Домой Куницын явился за полночь. Упал, не раздеваясь, на диван и забылся сном. Он ничего не видел во сне, но его разбудил безотчётный, надвигающийся откуда-то страх. Он проснулся и включил торшер, стоящий рядом с диваном. Грязно-жёлтый свет лёг круглыми пятнами на пол и потолок. В это время время что-то стукнуло в окно. Не пришедший ещё в себя после пригрезившегося кошмара, Куницын с замиранием сердца, точно ожидая увидеть то, что напугало его, подошёл к окну. Разгулявшийся ветер трепал деревья. Росшая под окном берёза стучала в стекло, точно просила спрятать её от ветра, обломавшего сучья и дёргавшего за бороды листвы. Странным образом припомнился Куницыну старик Изюмов, и мимолётное раскаяние пронеслось через его сердце. В ту же секунду услышал он за спиной у себя шорох и, обернувшись, увидел, что за столом посреди комнаты сидит бывшая жена его, с которой разошёлся он два года назад и которая, как было ему известно, вышла в другой раз замуж и уехала с новым супругом за границу. Куницын вздрогнул, завидев её, и подивился, как и зачем она попала к нему в такой поздний час. Но тут же вспомнил, что у неё оставался ключ.
Он взглянул на стеллаж с книгами, где стояли часы — шёл третий час. Тут пришло ему в голову, что, запирая за собой дверь, он, как это бывало обычно, оставил ключ в замке, и она никак не могла отпереть дверь снаружи. Он ужаснулся этой мысли, но она, точно угадав, о чём он подумал, тихо сказала:
— Ключ лежал на полу...
Она не договорила.
— Зачем ты.., — хотел было спросить он, но она поднялась проворно и, коснувшись пальцами его губ, сказала тихо:
— Поцелуй меня...
Ему было страшно, хотя он и сам не знал, чего именно боится. Она следила за ним блестящими, влажными глазами и, казалось ему, посмеивалась. Он подумал, что боится именно этого беззвучного смеха, но когда она, приблизившись и приоткрыв рот, коснулась его губ своими чуть вытянутыми вперёд и покрытыми сиреневой помадой губами, он уже знал, что не смех пугал его. Она неотрывно смотрела на него, а он, как приговорённый к смерти, ждал какой-то страшной развязки. Вдруг стало происходить нечто странное. Он было подумал, что это фонарный свет, пробивавшийся сквозь берёзовую листву из окна, лукаво играет с ним. Но видение не исчезало.

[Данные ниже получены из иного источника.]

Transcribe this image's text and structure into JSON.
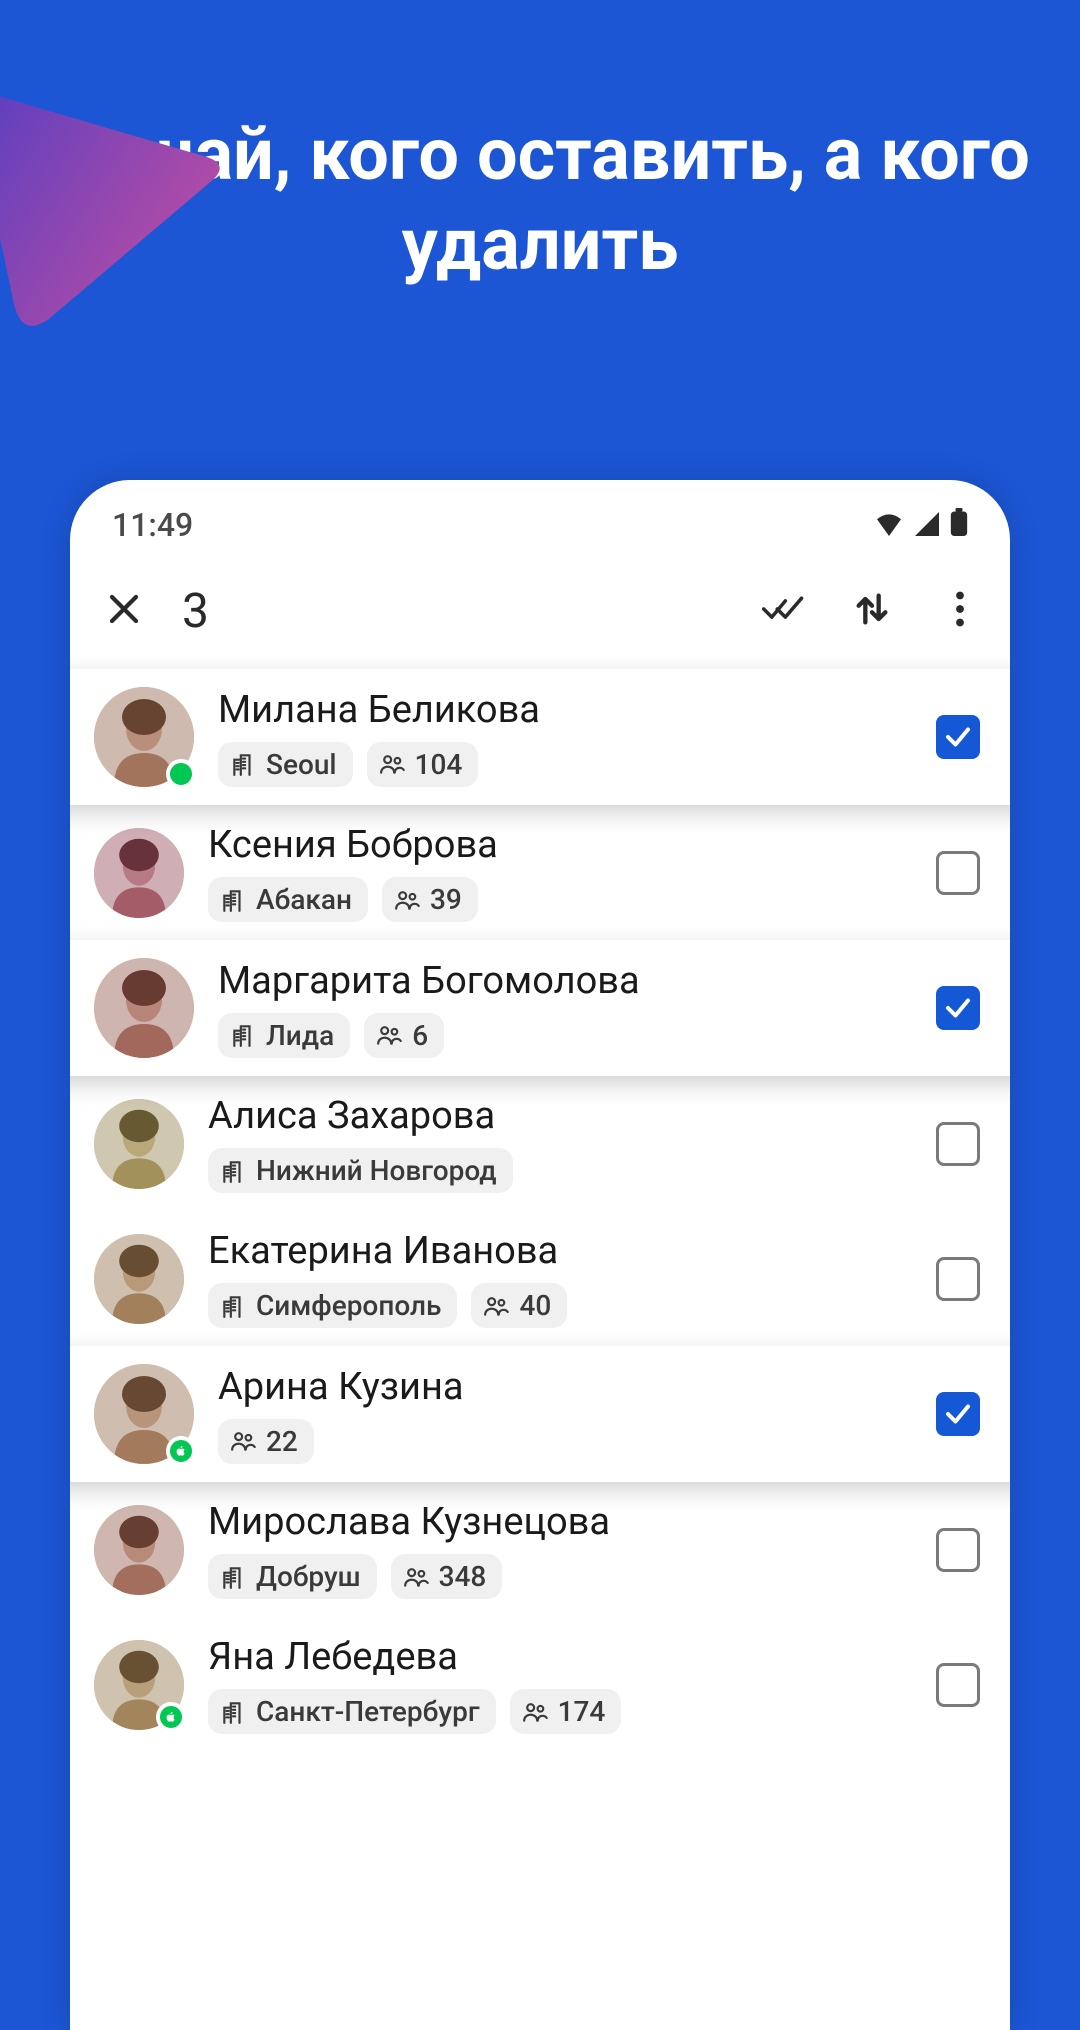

Её лицо вдруг точно раздвоилось. Как будто за одним лицом пряталось другое. И если первое было как обычно красиво холодной и наглой красотой, то второе, прячущееся за первым и как бы выглядывающее из-за него, было безобразно и отталкивающе. Он заглянул ей в глаза — она смотрела с дикой, жестокой радостью, точно знала о его видении и наслаждалась его страхом. Он захотел оттолкнуть её от себя с силой, так, чтобы она упала, но не смог шевельнуть и рукой, как если бы прирос к ней всем телом. Новая волна ужаса поднялась в нём и обессилила его...
Он очнулся утром на своём диване и тотчас вспомнил всё, что было ночью. Он помнил, во что одета была жена, помнил вкус её сиреневой помады и запах духов. Но никаких следов пребывания её в комнате не было. Входная дверь оказалась запертою изнутри, ключ плотно сидел в скважине, всё было в полном порядке. Напрасно искал он в комнате хоть что-то, напоминающее о прошедшей ночи. Лишь берёза за окном, монотонно покачиваясь, встряхивала зелёной бородой да сломанный сук торчал безжизненно...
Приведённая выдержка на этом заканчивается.